As studies of media slant have reliably shown, agenda-setting is widespread in today’s media marketplace. By consistently presenting economic facts that agree with the partisan narrative, free of any overt partisan language, slanted sources can subtly adjust citizens’ beliefs about the way the economy is going.
That’s not how it works!
Partisans may not see eye to eye on the state of the economy for this reason, but surely they can agree on some of the most basic economic facts, like whether the stock market has gone up or down in recent months.
In a second paper recently published in the Journal of Elections, Public Opinion and Parties, I show that this is indeed the case: An analysis of a large number of public opinion polls reveals partisans tend to agree on the state of the stock market. The ubiquitousness of this economic indicator allows it to bypass even the most intense agenda-setting efforts.
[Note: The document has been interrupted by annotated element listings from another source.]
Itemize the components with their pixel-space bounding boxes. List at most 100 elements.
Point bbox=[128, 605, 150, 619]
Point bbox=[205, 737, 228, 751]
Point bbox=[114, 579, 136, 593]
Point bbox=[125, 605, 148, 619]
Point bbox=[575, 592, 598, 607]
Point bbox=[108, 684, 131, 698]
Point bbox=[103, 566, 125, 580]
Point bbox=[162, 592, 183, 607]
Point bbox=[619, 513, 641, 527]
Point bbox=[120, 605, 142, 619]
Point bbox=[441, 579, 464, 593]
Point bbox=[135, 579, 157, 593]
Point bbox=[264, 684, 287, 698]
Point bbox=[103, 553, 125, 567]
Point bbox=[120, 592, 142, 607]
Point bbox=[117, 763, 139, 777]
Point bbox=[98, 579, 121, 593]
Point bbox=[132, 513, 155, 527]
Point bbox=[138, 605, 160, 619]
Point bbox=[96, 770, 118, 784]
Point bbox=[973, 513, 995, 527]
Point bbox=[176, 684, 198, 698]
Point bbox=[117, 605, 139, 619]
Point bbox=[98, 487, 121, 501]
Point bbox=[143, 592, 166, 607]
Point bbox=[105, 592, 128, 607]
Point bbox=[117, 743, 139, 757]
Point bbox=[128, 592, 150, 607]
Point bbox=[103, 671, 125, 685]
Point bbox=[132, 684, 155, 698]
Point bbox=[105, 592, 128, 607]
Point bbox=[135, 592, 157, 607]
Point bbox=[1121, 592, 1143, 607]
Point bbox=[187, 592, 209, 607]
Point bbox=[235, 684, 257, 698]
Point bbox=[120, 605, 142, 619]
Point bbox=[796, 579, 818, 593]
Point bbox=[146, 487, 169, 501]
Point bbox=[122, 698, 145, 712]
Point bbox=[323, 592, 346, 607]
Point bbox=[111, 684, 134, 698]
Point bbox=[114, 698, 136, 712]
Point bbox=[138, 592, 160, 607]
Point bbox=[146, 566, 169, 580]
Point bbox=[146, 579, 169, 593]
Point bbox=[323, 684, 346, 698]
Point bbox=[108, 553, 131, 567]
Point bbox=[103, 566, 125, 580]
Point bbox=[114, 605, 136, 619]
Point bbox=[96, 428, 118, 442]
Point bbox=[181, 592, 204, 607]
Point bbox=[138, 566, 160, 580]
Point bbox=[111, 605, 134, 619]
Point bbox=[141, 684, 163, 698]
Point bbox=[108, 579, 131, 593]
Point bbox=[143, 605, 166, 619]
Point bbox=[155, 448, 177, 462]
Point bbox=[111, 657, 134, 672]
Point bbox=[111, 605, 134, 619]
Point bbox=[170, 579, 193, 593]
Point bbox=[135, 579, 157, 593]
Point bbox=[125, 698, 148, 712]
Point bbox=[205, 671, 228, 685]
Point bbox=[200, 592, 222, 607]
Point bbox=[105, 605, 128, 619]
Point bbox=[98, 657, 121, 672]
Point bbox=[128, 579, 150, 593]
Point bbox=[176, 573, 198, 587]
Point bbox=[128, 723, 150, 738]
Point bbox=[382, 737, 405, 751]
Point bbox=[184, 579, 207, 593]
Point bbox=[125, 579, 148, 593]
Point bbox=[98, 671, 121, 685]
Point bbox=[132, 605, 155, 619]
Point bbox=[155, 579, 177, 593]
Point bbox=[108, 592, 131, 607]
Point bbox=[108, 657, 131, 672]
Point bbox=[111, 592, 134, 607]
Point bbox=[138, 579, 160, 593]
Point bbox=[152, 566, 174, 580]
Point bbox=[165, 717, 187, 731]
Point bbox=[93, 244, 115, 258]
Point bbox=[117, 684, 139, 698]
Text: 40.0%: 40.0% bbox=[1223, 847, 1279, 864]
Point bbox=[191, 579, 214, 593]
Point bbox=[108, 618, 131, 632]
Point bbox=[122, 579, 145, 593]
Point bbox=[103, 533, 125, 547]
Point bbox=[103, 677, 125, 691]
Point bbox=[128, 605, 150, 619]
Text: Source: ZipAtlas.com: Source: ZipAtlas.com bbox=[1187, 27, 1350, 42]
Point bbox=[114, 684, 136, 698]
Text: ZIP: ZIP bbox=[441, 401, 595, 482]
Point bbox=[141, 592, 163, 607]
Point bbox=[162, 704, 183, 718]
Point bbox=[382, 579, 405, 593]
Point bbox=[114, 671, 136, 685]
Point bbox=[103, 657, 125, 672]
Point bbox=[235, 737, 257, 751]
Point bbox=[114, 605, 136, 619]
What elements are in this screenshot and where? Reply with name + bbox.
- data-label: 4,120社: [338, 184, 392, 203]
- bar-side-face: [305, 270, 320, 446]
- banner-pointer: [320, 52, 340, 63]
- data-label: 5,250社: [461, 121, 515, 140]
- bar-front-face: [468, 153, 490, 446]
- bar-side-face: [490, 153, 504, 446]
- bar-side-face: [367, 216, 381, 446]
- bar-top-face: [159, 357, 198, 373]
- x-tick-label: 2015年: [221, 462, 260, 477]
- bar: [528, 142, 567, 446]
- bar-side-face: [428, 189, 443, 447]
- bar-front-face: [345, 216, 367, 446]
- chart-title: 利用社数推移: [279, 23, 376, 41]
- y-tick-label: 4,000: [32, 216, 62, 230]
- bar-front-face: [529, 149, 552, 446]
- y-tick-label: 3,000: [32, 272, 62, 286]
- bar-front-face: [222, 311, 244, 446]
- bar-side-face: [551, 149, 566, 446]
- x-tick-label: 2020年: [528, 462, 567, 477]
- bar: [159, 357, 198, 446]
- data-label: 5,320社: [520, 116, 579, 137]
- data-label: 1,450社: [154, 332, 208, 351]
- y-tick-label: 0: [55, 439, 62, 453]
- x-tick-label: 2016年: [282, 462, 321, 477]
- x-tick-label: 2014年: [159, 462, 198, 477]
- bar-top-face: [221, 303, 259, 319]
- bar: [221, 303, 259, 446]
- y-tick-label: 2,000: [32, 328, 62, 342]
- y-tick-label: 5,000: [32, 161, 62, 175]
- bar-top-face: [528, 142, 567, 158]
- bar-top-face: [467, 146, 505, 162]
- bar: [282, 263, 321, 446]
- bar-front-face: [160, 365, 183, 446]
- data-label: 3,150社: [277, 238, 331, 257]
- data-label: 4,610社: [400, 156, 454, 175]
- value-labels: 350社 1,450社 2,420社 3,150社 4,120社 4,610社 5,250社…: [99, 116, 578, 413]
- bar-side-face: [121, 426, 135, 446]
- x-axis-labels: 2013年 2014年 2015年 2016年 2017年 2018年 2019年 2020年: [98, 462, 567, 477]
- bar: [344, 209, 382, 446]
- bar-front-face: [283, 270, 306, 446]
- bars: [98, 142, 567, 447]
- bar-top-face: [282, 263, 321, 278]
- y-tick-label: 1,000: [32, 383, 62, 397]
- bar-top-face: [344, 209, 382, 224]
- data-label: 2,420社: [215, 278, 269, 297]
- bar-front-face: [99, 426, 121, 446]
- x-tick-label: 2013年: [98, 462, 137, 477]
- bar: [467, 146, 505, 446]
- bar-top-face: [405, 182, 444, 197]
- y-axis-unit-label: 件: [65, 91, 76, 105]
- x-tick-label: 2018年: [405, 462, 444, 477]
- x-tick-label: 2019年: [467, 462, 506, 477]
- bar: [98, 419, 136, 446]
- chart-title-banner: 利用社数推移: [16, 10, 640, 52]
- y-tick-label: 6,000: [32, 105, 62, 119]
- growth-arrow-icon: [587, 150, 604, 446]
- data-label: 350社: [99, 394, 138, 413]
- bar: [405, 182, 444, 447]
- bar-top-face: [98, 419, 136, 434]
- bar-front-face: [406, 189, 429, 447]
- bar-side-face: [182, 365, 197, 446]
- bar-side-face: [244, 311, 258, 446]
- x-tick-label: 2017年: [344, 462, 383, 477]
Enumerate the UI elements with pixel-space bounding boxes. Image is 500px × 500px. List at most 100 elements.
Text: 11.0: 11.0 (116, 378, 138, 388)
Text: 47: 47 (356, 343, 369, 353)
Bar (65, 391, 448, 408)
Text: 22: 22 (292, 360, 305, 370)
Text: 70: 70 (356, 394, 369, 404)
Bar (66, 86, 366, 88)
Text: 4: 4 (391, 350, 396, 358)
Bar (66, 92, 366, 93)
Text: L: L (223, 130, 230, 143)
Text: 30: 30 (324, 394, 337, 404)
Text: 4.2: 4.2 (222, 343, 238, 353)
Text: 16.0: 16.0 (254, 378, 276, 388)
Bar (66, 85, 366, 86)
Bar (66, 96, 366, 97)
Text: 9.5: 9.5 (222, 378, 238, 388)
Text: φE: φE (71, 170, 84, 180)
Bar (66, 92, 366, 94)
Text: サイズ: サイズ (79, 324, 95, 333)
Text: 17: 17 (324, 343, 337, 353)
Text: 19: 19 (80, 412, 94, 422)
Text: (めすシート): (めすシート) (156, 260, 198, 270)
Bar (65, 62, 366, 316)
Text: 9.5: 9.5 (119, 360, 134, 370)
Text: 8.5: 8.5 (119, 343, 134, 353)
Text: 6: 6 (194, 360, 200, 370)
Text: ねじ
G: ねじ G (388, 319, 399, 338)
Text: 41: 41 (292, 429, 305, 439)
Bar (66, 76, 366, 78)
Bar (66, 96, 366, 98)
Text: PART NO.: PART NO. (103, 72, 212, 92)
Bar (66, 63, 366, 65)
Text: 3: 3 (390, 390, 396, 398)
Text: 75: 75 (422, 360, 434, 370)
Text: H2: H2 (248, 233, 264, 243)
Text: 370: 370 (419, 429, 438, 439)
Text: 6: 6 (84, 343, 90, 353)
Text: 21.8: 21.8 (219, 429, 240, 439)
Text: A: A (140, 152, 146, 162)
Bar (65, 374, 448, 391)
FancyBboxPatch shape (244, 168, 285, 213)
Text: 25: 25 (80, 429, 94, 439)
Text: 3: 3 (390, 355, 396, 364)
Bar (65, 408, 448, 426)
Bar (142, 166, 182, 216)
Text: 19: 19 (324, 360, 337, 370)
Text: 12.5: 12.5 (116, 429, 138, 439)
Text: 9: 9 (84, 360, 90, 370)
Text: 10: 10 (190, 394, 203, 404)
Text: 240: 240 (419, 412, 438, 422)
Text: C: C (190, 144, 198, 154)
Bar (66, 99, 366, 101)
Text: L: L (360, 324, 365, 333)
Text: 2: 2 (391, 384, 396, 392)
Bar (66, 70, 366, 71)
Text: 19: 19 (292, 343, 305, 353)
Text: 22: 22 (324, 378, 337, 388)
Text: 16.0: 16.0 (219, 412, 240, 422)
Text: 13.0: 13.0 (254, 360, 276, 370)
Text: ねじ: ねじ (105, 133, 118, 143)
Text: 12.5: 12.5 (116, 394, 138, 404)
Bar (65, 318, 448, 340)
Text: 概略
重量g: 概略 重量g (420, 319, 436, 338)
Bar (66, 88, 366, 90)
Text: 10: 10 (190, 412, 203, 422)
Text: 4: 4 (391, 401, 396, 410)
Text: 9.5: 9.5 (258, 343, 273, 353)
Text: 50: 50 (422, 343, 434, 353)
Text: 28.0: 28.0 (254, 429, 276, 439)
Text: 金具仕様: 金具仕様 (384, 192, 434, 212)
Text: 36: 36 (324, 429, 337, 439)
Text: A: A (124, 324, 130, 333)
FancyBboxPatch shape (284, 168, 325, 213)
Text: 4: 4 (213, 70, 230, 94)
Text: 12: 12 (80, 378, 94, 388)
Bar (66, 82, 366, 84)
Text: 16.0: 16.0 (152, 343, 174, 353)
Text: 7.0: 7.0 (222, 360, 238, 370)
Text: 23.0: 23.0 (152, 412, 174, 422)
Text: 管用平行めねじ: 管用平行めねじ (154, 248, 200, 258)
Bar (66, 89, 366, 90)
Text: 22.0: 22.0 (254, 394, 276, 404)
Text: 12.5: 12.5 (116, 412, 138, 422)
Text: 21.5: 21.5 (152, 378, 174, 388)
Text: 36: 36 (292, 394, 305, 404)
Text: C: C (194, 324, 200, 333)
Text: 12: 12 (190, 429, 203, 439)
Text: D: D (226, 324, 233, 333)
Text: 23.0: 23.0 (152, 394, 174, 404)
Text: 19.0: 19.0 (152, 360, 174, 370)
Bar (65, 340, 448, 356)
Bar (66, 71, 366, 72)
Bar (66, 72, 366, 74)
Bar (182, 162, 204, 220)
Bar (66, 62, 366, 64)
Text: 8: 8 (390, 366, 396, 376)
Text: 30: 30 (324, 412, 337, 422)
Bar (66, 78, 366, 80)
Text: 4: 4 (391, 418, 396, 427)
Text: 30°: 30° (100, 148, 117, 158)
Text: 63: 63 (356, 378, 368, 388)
We would normally expect partisans to feel the mental discomfort known as cognitive dissonance when knowledge of stock market performance conflicts with their biased economic judgments. As the stock market soars to record highs, this news conflicts with the idea that the economy is still stuck in post-Great Recession doldrums. Partisans should adjust their beliefs.
However, to echo the title of a recent paper by Danish political scientist Martin Bisgaard, I nevertheless show in survey analyses that “bias will find a way.” Partisans perform mental gymnastics by changing the way they think the economy works. When stock market performance runs in conflict with the partisan economic narrative, partisans become less likely to say the stock market matters at all for the broader economy.
Which economy?
These studies help us to understand how partisans acquire and maintain biased economic judgments. While the subtle power of agenda-setting could mean that future partisans might possess very different sets of facts about the state of the economy, the latter study joins others in showing that Republicans and Democrats may share more knowledge about the economic fundamentals than they may otherwise let on.
The real concern, then, lies not only in the selective presentation of economic facts by news media. A seemingly more intractable issue is that when they learn “inconvenient facts,” Americans seem to be more than willing to revise their underlying understanding of the world to accommodate the new information in line with the partisan narrative.
Rigid in party loyalty, yet limber in mind, Republicans and Democrats can deftly vault past disconfirming information to land in vastly different economic realities. In 2016 and beyond, then, we shouldn’t be surprised if economic accountability lies just out of reach.